A DAG has one node per variable and a set of edges connecting the nodes. Also, edges must be directed and, by going around the graph following them, you should not be able to find any loops.

Take a look at this one DAG and see if you agree with it

According to it, exercise influences blood pressure directly, maybe because it increases your bpm right away. But it also influences blood pressure indirectly, by reducing your weight, thus reducing your blood pressure.

Here's some terminology

Given a node (say weight), a parent is a node that directly maps to it (diet and exercise).
Given a node (say weight), a child is a node that is directly mapped by it (blood pressure).
A root node is a node with no parents (diet and exercise).
A leaf node is a node with no children (blood pressure).
A directed path is a path across nodes that doesn't go against any arrows (e.g. exercise -> weight -> blood pressure)
A node (say blood pressure) is a descendant of another node (diet) if there's a directed path linking the latter to the former.
Check this wikipedia page for a comprehensive glossary!

TL;DR

DAGs do not encode plain statistical independence, but conditional independence.

Take the following DAG

It does not imply/encode that \(X1\) and \(X4\) are independent. It instead encodes the fact that, given all its parents (\(X3\) and \(X2\)), the node \(X4\) becomes independent of every one else (\(X1\)).

Mathematically, \(X1 \perp X4 \; | \; (X3, X2)\). Or, more generally,

\[X_i \perp \text{NonDesc}(X_i) \; | \; \text{Pa}(X_i)\]

where \(\text{NonDesc}(X_i)\) are all non-descendants of \(X_i\). This is called the local Markov property.

This leads to the following factorization formula for DAGs

\[P(X_1, X_2, \dots, X_n) = \prod_{i=1}^{n} P(X_i \; | \; \text{Pa}(X_i))\]

which is known as the Markov factorization of DAGs.

TL;DR

Data alone (without any expert knowledge) is insufficient to arrive at a single DAG.

Say you're given the data below, which clearly show \(X1\) and \(X2\) are strongly associated. Which DAG would represent it best?

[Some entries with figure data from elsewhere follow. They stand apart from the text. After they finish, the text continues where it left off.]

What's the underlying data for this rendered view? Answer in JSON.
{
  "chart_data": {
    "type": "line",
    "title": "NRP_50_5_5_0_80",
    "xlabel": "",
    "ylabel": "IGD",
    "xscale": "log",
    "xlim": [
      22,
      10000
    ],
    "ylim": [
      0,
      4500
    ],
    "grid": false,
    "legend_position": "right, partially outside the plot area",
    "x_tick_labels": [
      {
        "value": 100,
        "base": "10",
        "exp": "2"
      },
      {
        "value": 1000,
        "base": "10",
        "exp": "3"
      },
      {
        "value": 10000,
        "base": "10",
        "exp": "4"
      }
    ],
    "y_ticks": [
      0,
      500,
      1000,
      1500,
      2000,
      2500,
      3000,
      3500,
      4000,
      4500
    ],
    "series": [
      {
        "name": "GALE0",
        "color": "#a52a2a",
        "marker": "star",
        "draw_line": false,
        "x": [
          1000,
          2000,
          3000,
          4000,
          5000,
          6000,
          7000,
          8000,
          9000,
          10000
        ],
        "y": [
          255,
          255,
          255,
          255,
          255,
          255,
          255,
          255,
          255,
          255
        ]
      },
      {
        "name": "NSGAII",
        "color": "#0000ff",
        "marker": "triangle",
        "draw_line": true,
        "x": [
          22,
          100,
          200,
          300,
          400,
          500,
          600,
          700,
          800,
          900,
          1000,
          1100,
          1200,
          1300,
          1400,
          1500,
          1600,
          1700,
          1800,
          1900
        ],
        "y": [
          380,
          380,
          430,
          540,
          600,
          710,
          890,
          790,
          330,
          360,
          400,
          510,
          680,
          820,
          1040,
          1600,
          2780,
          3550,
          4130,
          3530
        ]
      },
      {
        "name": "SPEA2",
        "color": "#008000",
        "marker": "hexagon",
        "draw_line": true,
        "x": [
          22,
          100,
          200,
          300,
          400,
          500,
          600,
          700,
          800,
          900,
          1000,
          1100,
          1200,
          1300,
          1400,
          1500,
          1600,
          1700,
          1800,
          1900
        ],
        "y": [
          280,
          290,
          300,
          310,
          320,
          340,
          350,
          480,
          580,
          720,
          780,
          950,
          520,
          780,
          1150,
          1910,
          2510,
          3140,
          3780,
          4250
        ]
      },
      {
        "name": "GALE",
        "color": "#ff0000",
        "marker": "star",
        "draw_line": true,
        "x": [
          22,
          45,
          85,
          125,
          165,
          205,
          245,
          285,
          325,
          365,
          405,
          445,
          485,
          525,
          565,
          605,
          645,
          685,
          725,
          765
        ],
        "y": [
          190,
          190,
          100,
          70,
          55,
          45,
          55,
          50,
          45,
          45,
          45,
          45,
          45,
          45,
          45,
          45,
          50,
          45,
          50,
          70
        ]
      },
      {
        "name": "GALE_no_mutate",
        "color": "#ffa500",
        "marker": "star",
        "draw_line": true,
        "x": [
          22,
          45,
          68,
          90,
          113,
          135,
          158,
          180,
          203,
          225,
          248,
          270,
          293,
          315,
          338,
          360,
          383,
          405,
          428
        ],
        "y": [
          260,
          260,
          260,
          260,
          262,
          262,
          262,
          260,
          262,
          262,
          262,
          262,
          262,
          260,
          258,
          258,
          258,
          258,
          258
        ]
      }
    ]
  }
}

\(X \rightarrow Y\) would be a reasonable first try... but if I told you \(X\) is body weight and \(Y\) is monthly chocolate consumption, then perhaps \(Y \rightarrow X\)?

Only because the plot shows \(X\) on the horizontal axis, it doesn't mean it is the cause of \(Y\) like we're used to thinking...

What if a nutritionist comes and says a third variable is missing, \(Z\), which represent one's metabolism. And that a better DAG would be \(Y \rightarrow Z \rightarrow X\)?

If even in the 2-variable case we require more assumptions to draw a sensible DAG, imagine how difficult the task would be with 20 interconnected variables. The process of finding DAGs from data and additional assumptions is called causal discovery.

TL;DR

DAGs define dependencies, but won't tell you exactly how those variables are linked... SCMs give you that last part of the puzzle.

Say you have a set of variables \(X_1,...,X_4\). A structural causal model (SCM) is a collection of equations linking them:

\[\begin{align} X_1 &= f_1(N_1) \nonumber \\ X_2 &= f_2(N_2) \nonumber \\ X_3 &= f_3(X_1, X_2, N_3) \nonumber \\ X_4 &= f_4(X_2, X_3, N_4) \nonumber \end{align}\]

where \(N_1,...,N_4\) are exogenous (aka noise) variables, which are assumed to be jointly independent. For a given variable \(X_i\) its function \(f_i\) will have as arguments all parents \(\text{Par}(X_i)\) as encoded by the DAG.

At first sight, you could think the \(N_i\) components are there just to account for random fluctuations of the \(X_i\) such as noise in your measurement instrument. In practice, though, they're there also to capture the influence of all variables that you didn't include in your DAG.

Think of all the possible factors that influence someone's blood pressure. Could you list them all? Can you measure them all? Probably not. So long as the un-measures variables don't interact with each other (that is, the \(N_i\)s are jointly independent) CI tools will work just fine!

TL;DR

Association can flow against arrows, causality cannot.